The required core libraries are as follows:
torch==2.5.1
transformers==4.49.0
SentencePiece==0.2.0
mteb==1.12.93
Additionally we recommend running our code on the A100-80Gs.
Download the data file from this huggingface path and place it in the ./data path.
As described in the paper, the training phase consists of two tasks: information compression and conditional distribution alignment.
Execute the following code:
cd script
chmod +x run_information_compress.sh
./run_information_compress.sh
Note: modify the number of GPUs, model path and other parameters according to your server.
Firstly, we compute a reference score for the model produced for the information compression task.
cd ..
python compute_reference_score.py
Then run the corresponding script.
cd script
chmod +x run_condition_distribution_alignment.sh
./run_condition_distribution_alignment.sh
Please make sure the paths are consistent.

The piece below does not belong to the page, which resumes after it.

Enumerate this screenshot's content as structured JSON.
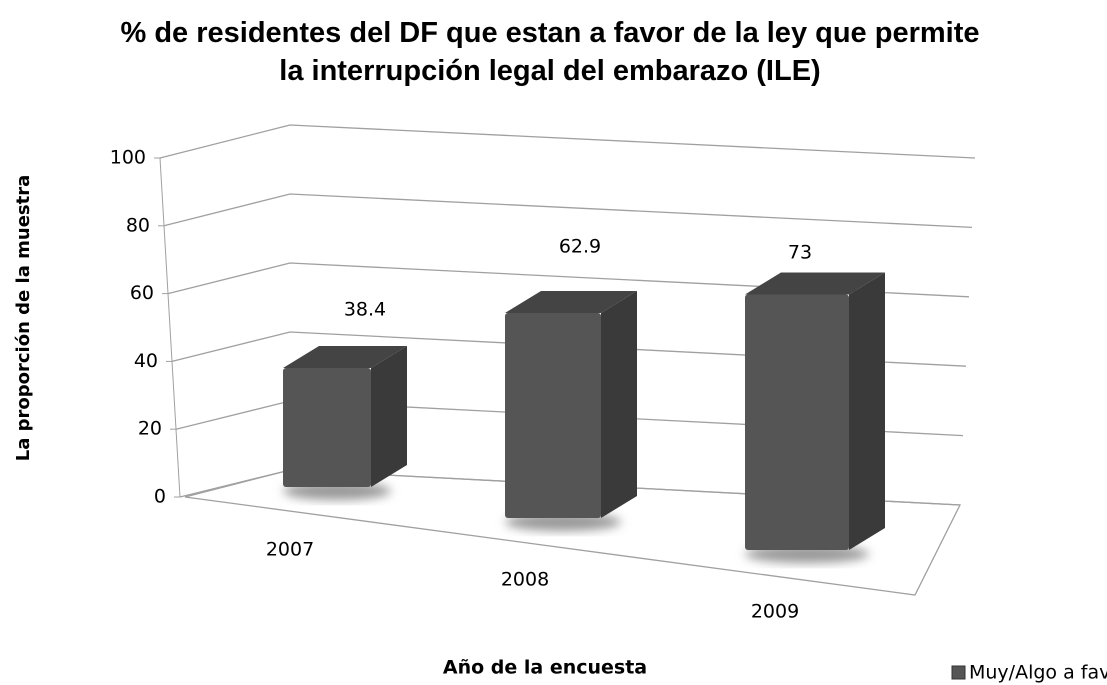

Execute the following command:
cd ..
python eval/eval_autoregembed.py --model_path 'your_trained_model_path' --save_path 'your_saved_evaluation_path' --mp_size 8 --field_template --dtype float16 --task_type STS --num_compress_token 5
View the evaluation results by running the following command:
python show_results.py -i 'your_saved_evaluation_path/no_model_name_available/no_revision_available'
Note that the evaluation results are saved in the ./no_model_name_available/no_revision_available folder.